The trout farm where we grow McFarland Springs trout is an environmental dream. The farm’s extremely cold water supply comes from the natural spring headwaters of the Susan River in Northern California. These pristine waters are free of the pesticides and contaminates often found in other water sources. We also utilize the spring waters to lower our carbon footprint by generating hydroelectric power to supply all the electricity needs for the farm. Our trout are hand harvested and processed immediately, instead of machine processing as is customary in most farming operations.
“This is a very rare and sadly, fairly limited operation. It isn’t something you can scale for a Fast Food Nation, but it is a great example of what we can do when we choose to put the environment above margins.” Belov commented. “I hope this is the first of many.”
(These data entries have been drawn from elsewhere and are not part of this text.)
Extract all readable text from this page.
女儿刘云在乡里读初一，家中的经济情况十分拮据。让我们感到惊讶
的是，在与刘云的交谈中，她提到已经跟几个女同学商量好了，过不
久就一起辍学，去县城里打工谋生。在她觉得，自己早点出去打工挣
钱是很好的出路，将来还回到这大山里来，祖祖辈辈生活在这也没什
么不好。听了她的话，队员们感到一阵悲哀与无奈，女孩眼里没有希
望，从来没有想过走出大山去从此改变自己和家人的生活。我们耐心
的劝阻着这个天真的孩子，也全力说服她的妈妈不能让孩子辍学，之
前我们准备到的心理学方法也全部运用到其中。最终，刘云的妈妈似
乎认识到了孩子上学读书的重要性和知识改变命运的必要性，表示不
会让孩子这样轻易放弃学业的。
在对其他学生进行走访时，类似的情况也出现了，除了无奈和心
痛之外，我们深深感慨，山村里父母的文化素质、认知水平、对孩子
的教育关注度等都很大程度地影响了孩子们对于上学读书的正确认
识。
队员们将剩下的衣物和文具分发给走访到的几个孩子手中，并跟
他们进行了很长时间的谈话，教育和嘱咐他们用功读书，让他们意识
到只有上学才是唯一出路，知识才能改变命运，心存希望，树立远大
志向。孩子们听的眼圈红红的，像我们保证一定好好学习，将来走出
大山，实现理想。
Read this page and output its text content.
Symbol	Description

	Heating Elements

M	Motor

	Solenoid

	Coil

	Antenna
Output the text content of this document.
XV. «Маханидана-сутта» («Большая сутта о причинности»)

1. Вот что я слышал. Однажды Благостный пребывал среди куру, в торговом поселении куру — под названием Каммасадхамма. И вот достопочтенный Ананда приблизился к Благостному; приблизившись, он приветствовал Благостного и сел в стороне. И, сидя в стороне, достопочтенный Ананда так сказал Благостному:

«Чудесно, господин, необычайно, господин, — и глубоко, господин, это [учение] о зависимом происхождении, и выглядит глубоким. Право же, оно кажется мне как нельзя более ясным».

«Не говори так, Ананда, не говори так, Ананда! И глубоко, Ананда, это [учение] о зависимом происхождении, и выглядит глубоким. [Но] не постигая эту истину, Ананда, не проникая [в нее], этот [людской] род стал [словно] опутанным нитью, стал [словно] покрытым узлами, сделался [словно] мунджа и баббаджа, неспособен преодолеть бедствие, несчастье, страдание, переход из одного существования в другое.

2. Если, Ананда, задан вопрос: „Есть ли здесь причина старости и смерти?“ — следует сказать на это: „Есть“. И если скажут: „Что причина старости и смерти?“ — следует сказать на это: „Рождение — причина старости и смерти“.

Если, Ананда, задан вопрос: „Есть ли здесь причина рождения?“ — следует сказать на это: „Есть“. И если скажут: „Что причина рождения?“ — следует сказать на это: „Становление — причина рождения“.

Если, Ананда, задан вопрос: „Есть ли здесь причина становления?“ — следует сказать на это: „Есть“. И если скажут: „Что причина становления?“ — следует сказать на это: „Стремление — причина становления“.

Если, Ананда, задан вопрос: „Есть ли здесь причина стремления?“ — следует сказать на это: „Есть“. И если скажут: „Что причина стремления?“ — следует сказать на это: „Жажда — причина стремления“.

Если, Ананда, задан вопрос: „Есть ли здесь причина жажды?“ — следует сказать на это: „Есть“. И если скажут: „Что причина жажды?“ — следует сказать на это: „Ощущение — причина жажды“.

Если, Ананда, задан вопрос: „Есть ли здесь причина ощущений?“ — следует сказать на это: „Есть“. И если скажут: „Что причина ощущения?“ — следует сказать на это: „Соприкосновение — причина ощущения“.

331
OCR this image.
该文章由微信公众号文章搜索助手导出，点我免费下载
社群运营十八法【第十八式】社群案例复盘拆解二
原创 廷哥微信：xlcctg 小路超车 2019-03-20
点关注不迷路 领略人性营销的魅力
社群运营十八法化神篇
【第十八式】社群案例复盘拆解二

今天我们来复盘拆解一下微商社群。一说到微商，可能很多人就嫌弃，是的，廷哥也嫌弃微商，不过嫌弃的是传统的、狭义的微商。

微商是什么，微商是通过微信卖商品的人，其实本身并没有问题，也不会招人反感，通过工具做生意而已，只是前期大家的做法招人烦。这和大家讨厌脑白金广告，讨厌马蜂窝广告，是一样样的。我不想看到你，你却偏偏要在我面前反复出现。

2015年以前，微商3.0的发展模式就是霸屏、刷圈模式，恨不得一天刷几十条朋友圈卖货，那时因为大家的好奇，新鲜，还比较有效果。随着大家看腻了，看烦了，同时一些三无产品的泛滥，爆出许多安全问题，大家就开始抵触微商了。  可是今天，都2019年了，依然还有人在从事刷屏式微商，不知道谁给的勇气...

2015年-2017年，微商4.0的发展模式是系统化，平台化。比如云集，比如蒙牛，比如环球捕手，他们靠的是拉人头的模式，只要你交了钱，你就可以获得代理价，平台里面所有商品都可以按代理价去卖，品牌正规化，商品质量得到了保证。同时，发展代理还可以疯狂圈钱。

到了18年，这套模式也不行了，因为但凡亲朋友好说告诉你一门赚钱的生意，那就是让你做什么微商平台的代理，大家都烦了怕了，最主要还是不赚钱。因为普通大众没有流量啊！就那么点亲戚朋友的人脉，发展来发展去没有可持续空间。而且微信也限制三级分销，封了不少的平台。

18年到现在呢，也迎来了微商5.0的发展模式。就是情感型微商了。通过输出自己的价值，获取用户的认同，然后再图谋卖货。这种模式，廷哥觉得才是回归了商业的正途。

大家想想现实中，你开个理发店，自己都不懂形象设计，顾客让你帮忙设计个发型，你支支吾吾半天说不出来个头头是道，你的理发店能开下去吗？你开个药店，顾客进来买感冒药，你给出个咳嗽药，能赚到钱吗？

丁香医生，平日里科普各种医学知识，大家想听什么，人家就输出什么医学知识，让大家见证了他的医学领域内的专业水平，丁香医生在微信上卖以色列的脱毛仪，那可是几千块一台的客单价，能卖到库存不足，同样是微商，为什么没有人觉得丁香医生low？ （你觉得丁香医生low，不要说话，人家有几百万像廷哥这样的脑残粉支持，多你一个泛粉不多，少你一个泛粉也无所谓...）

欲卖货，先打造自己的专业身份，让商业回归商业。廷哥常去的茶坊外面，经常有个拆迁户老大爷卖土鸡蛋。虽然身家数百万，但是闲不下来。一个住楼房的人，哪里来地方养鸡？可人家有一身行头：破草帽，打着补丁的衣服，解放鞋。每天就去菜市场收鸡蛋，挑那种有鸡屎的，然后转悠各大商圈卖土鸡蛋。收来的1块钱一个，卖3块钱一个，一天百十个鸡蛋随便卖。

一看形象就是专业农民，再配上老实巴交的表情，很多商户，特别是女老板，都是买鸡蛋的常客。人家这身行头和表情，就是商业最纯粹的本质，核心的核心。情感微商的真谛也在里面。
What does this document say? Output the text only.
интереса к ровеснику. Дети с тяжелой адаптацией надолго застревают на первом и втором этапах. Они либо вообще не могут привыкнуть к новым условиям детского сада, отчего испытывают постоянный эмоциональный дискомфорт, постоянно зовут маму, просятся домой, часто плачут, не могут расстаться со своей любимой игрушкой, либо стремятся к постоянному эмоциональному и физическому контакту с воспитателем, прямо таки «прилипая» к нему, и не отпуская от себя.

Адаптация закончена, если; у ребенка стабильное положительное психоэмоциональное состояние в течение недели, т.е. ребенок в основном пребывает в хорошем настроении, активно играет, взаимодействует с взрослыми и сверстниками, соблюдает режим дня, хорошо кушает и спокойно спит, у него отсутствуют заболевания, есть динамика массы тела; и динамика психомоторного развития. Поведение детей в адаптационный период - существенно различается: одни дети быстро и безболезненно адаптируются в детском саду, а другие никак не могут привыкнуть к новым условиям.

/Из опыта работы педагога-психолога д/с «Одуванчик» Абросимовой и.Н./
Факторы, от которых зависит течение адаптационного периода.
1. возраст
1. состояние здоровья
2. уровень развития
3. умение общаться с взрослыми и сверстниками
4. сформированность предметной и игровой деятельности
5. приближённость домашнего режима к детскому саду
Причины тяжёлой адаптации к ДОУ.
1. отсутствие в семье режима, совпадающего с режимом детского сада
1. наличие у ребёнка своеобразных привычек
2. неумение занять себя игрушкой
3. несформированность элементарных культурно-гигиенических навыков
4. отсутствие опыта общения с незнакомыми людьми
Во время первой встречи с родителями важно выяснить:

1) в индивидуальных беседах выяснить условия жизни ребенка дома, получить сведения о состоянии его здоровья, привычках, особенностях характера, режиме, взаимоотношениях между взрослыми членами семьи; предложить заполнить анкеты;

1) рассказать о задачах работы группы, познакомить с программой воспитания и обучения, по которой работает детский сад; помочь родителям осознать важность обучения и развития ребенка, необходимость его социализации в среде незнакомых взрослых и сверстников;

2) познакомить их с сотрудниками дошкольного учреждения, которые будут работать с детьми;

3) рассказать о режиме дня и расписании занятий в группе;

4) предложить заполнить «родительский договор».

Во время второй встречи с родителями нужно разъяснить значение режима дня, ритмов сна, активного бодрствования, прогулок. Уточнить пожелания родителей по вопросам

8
Farming fish in a manner that does not deplete other resources is essential. The ocean is the last remaining hunting ground of wild food and has been pushed beyond the edge of its capacity by overfishing, habitat destruction and pollution. We must develop farmed fish as a source of protein in order to support growing demand for seafood Worldwide. The key however, is to do so in a responsible fashion using renewable and sustainable resources.
“California is home to 10 species of native trout, one of which – the California Bull Trout – is already extinct.” adds Belov. “The fact that we are able to offer the Rainbow Trout native to Eagle Lake in a safe and renewable fashion is fantastic. Much like the ocean, we have to manage the wild fisheries of inland lakes and streams to take the pressure off these species if we hope to see them survive.”